More attributes are better attributes. This should have been the first way to screw your business really, but I didn’t want to be so cruel. Hopefully you’ve got a bit acclimatized by now. I recently saw a representative from a large Uk insurance business speaking about the predictive models being built with the aim (as always) of selling more stuff to customers. She proudly declared that the models they build often involve four hundred customer attributes. We no longer just hold half a dozen customer details – address, phone, name, age maybe – but we can now collect information on what was purchased, when it was purchased, intervals between purchases, age, dependents, number of cars, marital status, employment status – etc. etc. etc. Data mining algorithms love this sort of data – they can throw out all sorts of nonsense, and sometimes get away with it. In the process of mining, the algorithms will combine attributes in the search for meaningful patterns. If you have just 2 attributes there are four ways of combining – none, first, second, both. In fact it’s an exponential law that follows 2n. So if you have 40 attributes the algorithms can have a wonderful time with over a billion combinations (400 attributes would give more combinations than atoms in the universe!). All that random noise can sometimes be made to look respectable – just by accident. This is where skill is needed to select the most relevant attributes and not throw a whole bucket full at the algorithms, just because we can. So if you deal with this particular insurance company don’t be surprised if you get an offer to insure your elephant at a discounted rate.

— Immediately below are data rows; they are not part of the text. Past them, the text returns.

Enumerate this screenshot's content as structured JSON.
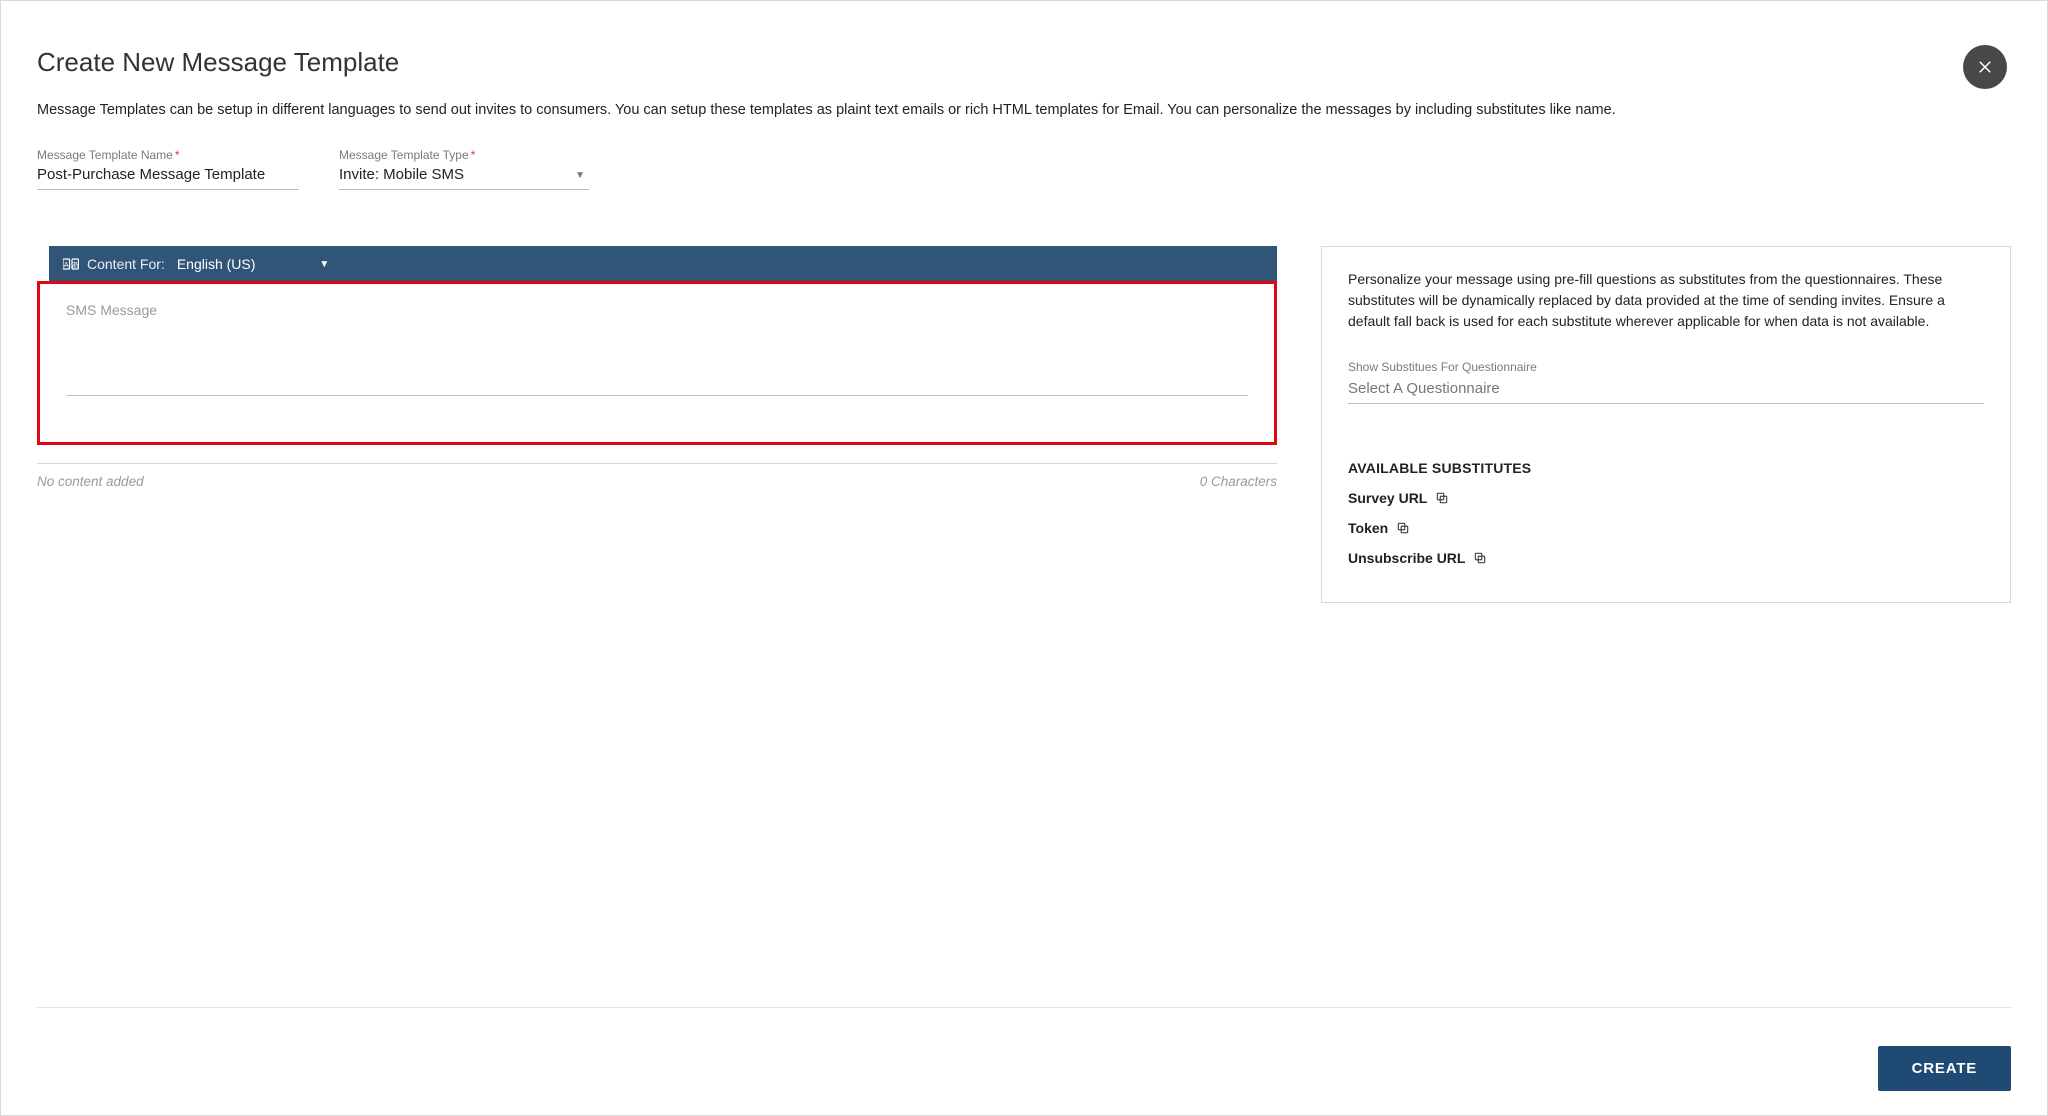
{
  "header": {
    "title": "Create New Message Template",
    "subtitle": "Message Templates can be setup in different languages to send out invites to consumers. You can setup these templates as plaint text emails or rich HTML templates for Email. You can personalize the messages by including substitutes like name."
  },
  "fields": {
    "name_label": "Message Template Name",
    "name_value": "Post-Purchase Message Template",
    "type_label": "Message Template Type",
    "type_value": "Invite: Mobile SMS"
  },
  "content_bar": {
    "label": "Content For:",
    "language": "English (US)"
  },
  "sms": {
    "placeholder": "SMS Message",
    "no_content": "No content added",
    "char_count": "0 Characters"
  },
  "right": {
    "description": "Personalize your message using pre-fill questions as substitutes from the questionnaires. These substitutes will be dynamically replaced by data provided at the time of sending invites. Ensure a default fall back is used for each substitute wherever applicable for when data is not available.",
    "show_label": "Show Substitues For Questionnaire",
    "select_placeholder": "Select A Questionnaire",
    "available_heading": "AVAILABLE SUBSTITUTES",
    "substitutes": {
      "s1": "Survey URL",
      "s2": "Token",
      "s3": "Unsubscribe URL"
    }
  },
  "footer": {
    "create": "CREATE"
  }
}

Believing Suppliers. I don’t want to be unnecessarily unkind to big data technology suppliers – we all need to put food on the table. But big data is new, experience is limited, expectations are sky high, and so it is easy to make promises that make big data seem all warm and cuddly. As Michael Jordan (perhaps the person who knows most about big data analytics) says – most of the problems associated with big data analytics are not only not solved, but they are not even understood. So this is going to be a journey of discovery, and not a ‘light the blue fuse and retire” exercise.
The best advice here, is the advice that applies to all new technology adoption. If you have a desperate need, and a clearly defined business advantage that might be realized, then dip your toe in the water. Then move carefully, and even better, try to engage suppliers who have been doing analytics (big or little data) for a long time. They will know the dangers, and how to avoid them. If there isn’t a pressing need, then sit back, let the screw-ups happen elsewhere and learn from them. And when the technology, skills and methods have matured somewhat, then it becomes more likely that investment in big data will return the benefits expected.